Seven hours later they were firmly on the track of the G-1 and closing rapidly. The constant chipping away of counter missiles had ended but three of their forward defensive launchers had paid the price before they had run clear. All total they were down five of those precious tools but were headed out system with only an old, slow, unarmed G-1 in their path. They ran like this for several more hours until the Captain decided it was time to launch on the G-1, then came their next surprise. Just as they were beginning to fire another G-4 suddenly popped into view, revealed first by energy sensors. Just off the track of the G-1 it was beginning to move across that ship’s back course and opening firing with long range ShipKillers.

Captain Hammad Musharack stared at the screen like it had taken on the aspect of a monster from his worst nightmare. Where were these ships coming from? The Confederation had to be involved in this; there was no way the Rymans could have so many warships. His voice rang out “Fire every thing we have, a full salvos at the G-1 then shift to the G-4. We blow the civilian and escape out through the debris cloud.”

The only somewhat confident Calp commander was plotting his next move when he looked up and realized that there was a hole in his defensive fire screen. One caused by those missing forward defensive missiles. His own missiles were still going out and he had thirty seconds to curse before the two nearest ShipKillers detonated and blotted him and his ship from the universe.

On the command deck of the Lady of Spain all was panic as they watched the spread of Calp launched ShipKillers headed their way. Then the comm channel came alive.

Lady? — Varangian here. We will intercept. Get over the limit and get out of here.”

Thad Griffith the Master of the Lady of Spain watched in horror as the Varangian closed his back course until she was dead astern, counter missiles pouring out in clouds.
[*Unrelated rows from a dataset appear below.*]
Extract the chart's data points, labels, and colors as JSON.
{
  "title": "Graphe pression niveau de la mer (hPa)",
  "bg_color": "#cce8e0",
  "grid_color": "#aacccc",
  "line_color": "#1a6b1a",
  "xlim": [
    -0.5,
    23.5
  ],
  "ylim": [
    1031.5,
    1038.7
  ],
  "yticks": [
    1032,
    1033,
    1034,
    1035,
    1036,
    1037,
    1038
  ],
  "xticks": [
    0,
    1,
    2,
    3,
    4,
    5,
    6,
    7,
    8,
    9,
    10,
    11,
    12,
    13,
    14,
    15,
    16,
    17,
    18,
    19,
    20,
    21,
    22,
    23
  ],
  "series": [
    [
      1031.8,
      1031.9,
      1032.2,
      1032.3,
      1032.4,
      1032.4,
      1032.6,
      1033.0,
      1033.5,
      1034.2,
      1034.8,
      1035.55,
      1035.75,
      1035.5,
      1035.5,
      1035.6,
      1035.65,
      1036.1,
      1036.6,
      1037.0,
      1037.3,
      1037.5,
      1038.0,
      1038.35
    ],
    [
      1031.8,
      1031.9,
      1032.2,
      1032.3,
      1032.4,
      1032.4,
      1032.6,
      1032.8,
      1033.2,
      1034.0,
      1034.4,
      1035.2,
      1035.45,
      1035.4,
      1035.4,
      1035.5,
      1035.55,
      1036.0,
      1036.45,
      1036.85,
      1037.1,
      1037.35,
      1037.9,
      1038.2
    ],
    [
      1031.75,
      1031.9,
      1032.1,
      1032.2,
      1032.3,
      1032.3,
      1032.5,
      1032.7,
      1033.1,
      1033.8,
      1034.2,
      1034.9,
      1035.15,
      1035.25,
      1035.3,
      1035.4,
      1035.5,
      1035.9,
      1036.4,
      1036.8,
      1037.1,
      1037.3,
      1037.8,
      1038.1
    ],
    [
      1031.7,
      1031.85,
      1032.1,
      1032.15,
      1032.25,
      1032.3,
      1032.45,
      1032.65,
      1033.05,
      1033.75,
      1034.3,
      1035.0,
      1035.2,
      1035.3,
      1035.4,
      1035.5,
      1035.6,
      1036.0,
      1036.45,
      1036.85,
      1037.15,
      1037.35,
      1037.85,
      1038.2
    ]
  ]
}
They even managed to hit one ShipKiller with another ShipKiller. Their energy and electronic signatures changed as the range closed, becoming an exact clone of the Lady only stronger as they kept sending every bit of fire that they could manage. As the counter missiles and ShipKillers flew Thad felt hope that they might pull it off. Right up until the blast from three Calp ShipKillers enveloped the Varangian in a cancerous boil of energy.


Except for debris the Lady of Spain was alone in space now. Thad stared at the screen with a growling sick feeling that was wracking his guts. After a few moments he turned to Dave Eckles and spoke, “Dave remind me to never ever doubt the word of a Ryman again, and you heard the man. Send departure to Triocat then get us out of here!”